* Tokyo stocks join global sell-off
* Nikkei falls for fifth week
* Wall Street logs losses as U.S. political woes rattle investors
* Insurance, banks lead losses
TOKYO, Aug 18 (Reuters) - Japanese stocks fell to 3-1/2-month lows on Friday and posted a fifth weekly drop, hit by losses on Wall Street and a weaker dollar as doubts grow over whether President Donald Trump will be able to push through policies to boost U.S. economic growth.
The Nikkei ended down 1.2 percent at 19,470.41, its lowest close since May 2. For the week, it dropped 1.3 percent, falling for five straight weeks.
U.S. stocks sold off on Thursday, with the S&P 500 logging its biggest daily percentage drop in three months, as escalating worries about the Trump administration’s ability to deliver on its economic promises rattled investors.
An attack in Spain added to the risk-averse mood, after a van mowed down crowds of tourists in Barcelona killing at least 13 people, with Islamic State claiming responsibility.

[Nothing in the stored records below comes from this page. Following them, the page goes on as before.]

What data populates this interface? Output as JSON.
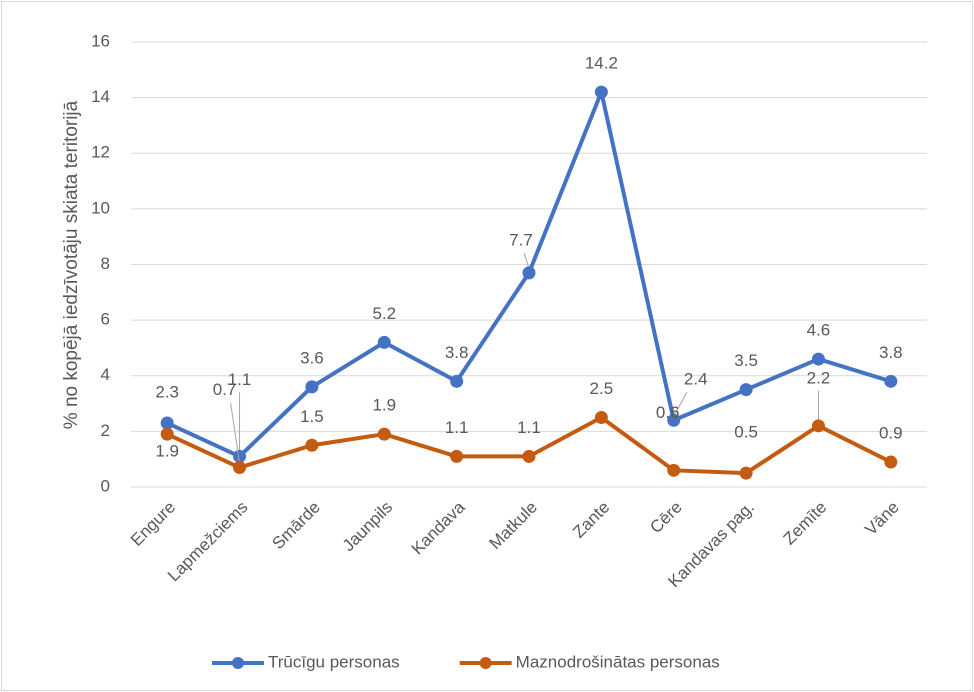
{
  "chart_data": {
    "type": "line",
    "y_label": "% no kopējā iedzīvotāju skiata teritorijā",
    "categories": [
      "Engure",
      "Lapmežciems",
      "Smārde",
      "Jaunpils",
      "Kandava",
      "Matkule",
      "Zante",
      "Cēre",
      "Kandavas pag.",
      "Zemīte",
      "Vāne"
    ],
    "series": [
      {
        "name": "Trūcīgu personas",
        "color": "#4472c4",
        "values": [
          2.3,
          1.1,
          3.6,
          5.2,
          3.8,
          7.7,
          14.2,
          2.4,
          3.5,
          4.6,
          3.8
        ]
      },
      {
        "name": "Maznodrošinātas personas",
        "color": "#c55a11",
        "values": [
          1.9,
          0.7,
          1.5,
          1.9,
          1.1,
          1.1,
          2.5,
          0.6,
          0.5,
          2.2,
          0.9
        ]
      }
    ],
    "ylim": [
      0,
      16
    ],
    "yticks": [
      0,
      2,
      4,
      6,
      8,
      10,
      12,
      14,
      16
    ],
    "grid": true,
    "legend": "bottom"
  }
}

While the fiery rhetoric between Washington and Pyongyang has calmed down, concerns remain that tension could again flare up on the Korean peninsula.

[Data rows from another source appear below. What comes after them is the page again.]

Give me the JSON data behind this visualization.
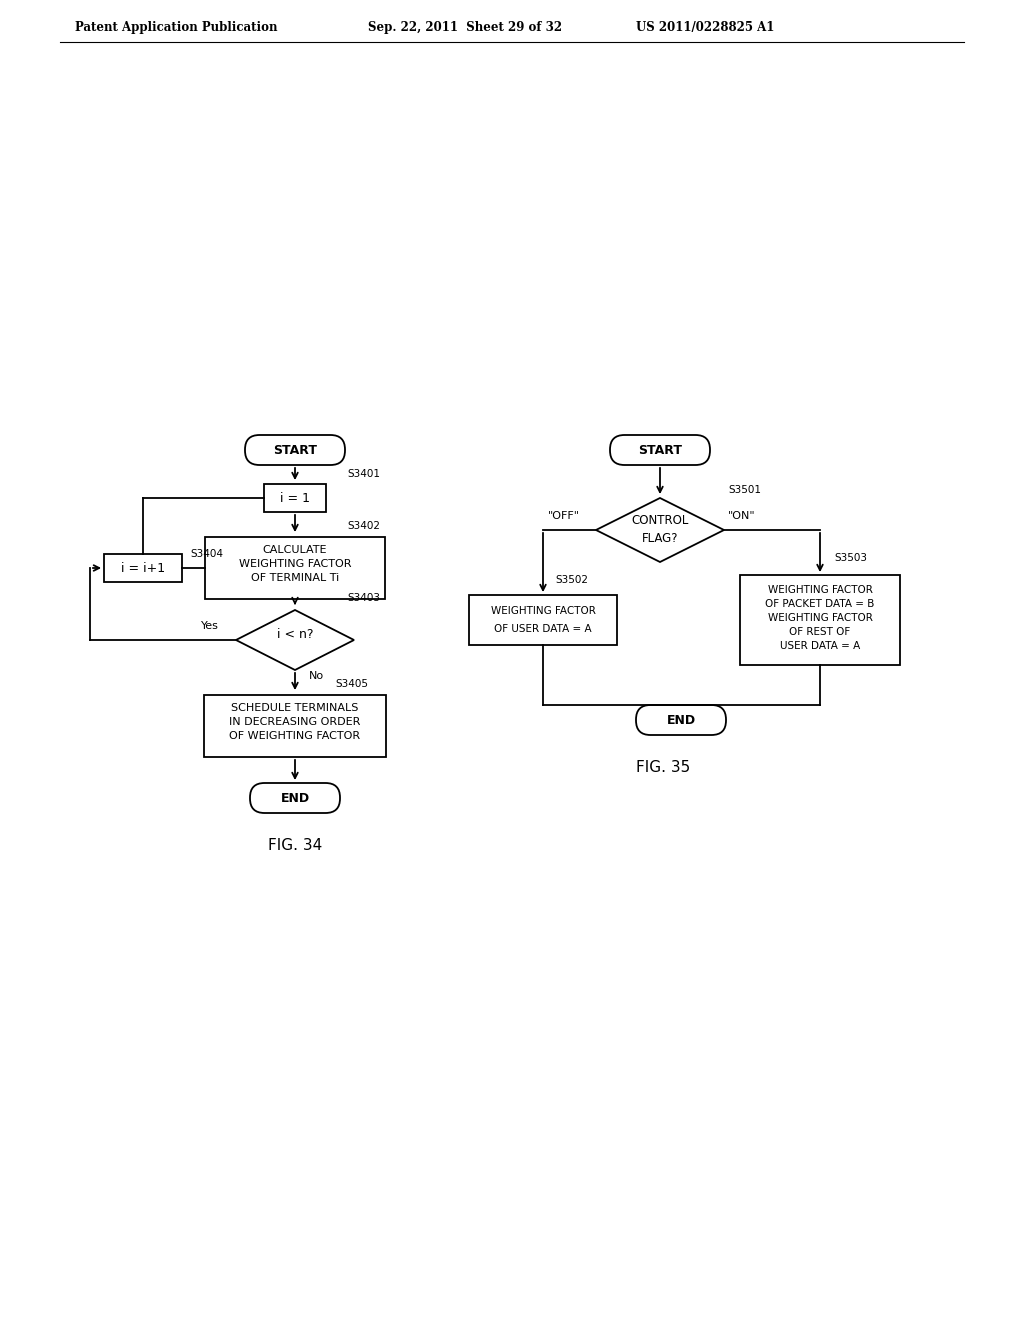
{
  "bg_color": "#ffffff",
  "header_left": "Patent Application Publication",
  "header_mid": "Sep. 22, 2011  Sheet 29 of 32",
  "header_right": "US 2011/0228825 A1"
}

Traders said the market will likely stay cautious, with the United States and South Korea planning joint military drills next week.

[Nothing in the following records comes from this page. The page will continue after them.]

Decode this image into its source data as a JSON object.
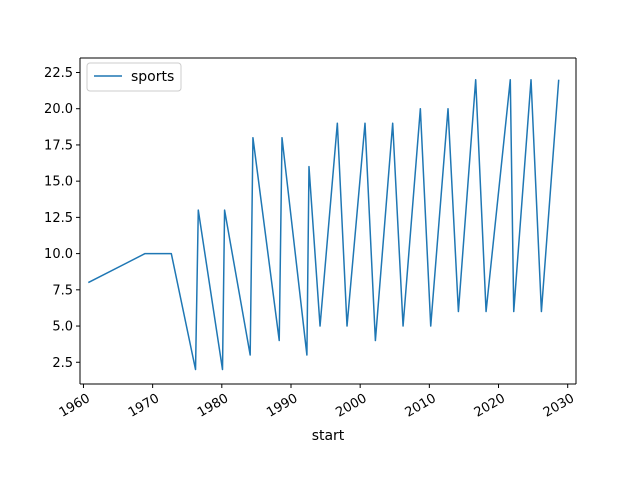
{
  "chart_data": {
    "type": "line",
    "title": "",
    "xlabel": "start",
    "ylabel": "",
    "xlim": [
      1959.5,
      2031.2
    ],
    "ylim": [
      1.0,
      23.5
    ],
    "grid": false,
    "legend_position": "upper-left",
    "x_ticks": [
      1960,
      1970,
      1980,
      1990,
      2000,
      2010,
      2020,
      2030
    ],
    "x_tick_labels": [
      "1960",
      "1970",
      "1980",
      "1990",
      "2000",
      "2010",
      "2020",
      "2030"
    ],
    "y_ticks": [
      2.5,
      5.0,
      7.5,
      10.0,
      12.5,
      15.0,
      17.5,
      20.0,
      22.5
    ],
    "y_tick_labels": [
      "2.5",
      "5.0",
      "7.5",
      "10.0",
      "12.5",
      "15.0",
      "17.5",
      "20.0",
      "22.5"
    ],
    "series": [
      {
        "name": "sports",
        "color": "#1f77b4",
        "x": [
          1960.7,
          1968.9,
          1972.7,
          1976.2,
          1976.6,
          1980.1,
          1980.4,
          1984.1,
          1984.5,
          1988.3,
          1988.7,
          1992.3,
          1992.6,
          1994.2,
          1996.7,
          1998.1,
          2000.7,
          2002.2,
          2004.7,
          2006.2,
          2008.7,
          2010.2,
          2012.7,
          2014.2,
          2016.7,
          2018.2,
          2021.7,
          2022.2,
          2024.7,
          2026.2,
          2028.7
        ],
        "values": [
          8,
          10,
          10,
          2,
          13,
          2,
          13,
          3,
          18,
          4,
          18,
          3,
          16,
          5,
          19,
          5,
          19,
          4,
          19,
          5,
          20,
          5,
          20,
          6,
          22,
          6,
          22,
          6,
          22,
          6,
          22
        ]
      }
    ]
  }
}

“Tensions between the U.S. and North Korea may rekindle, so investors are risk-averse,” said Chihiro Ohta, general manager of investment research at SMBC Nikko Securities.
The dollar fell 0.3 percent to 109.31 yen, extending its 0.6 percent drop on Thursday.
Banks and financial shares underperformed, with the banking subindex down 1.4 percent and the insurance subindex losing 1.9 percent.
Mitsubishi UFJ Financial Group tumbled 2.0 percent and T&D Holdings dived 2.6 percent.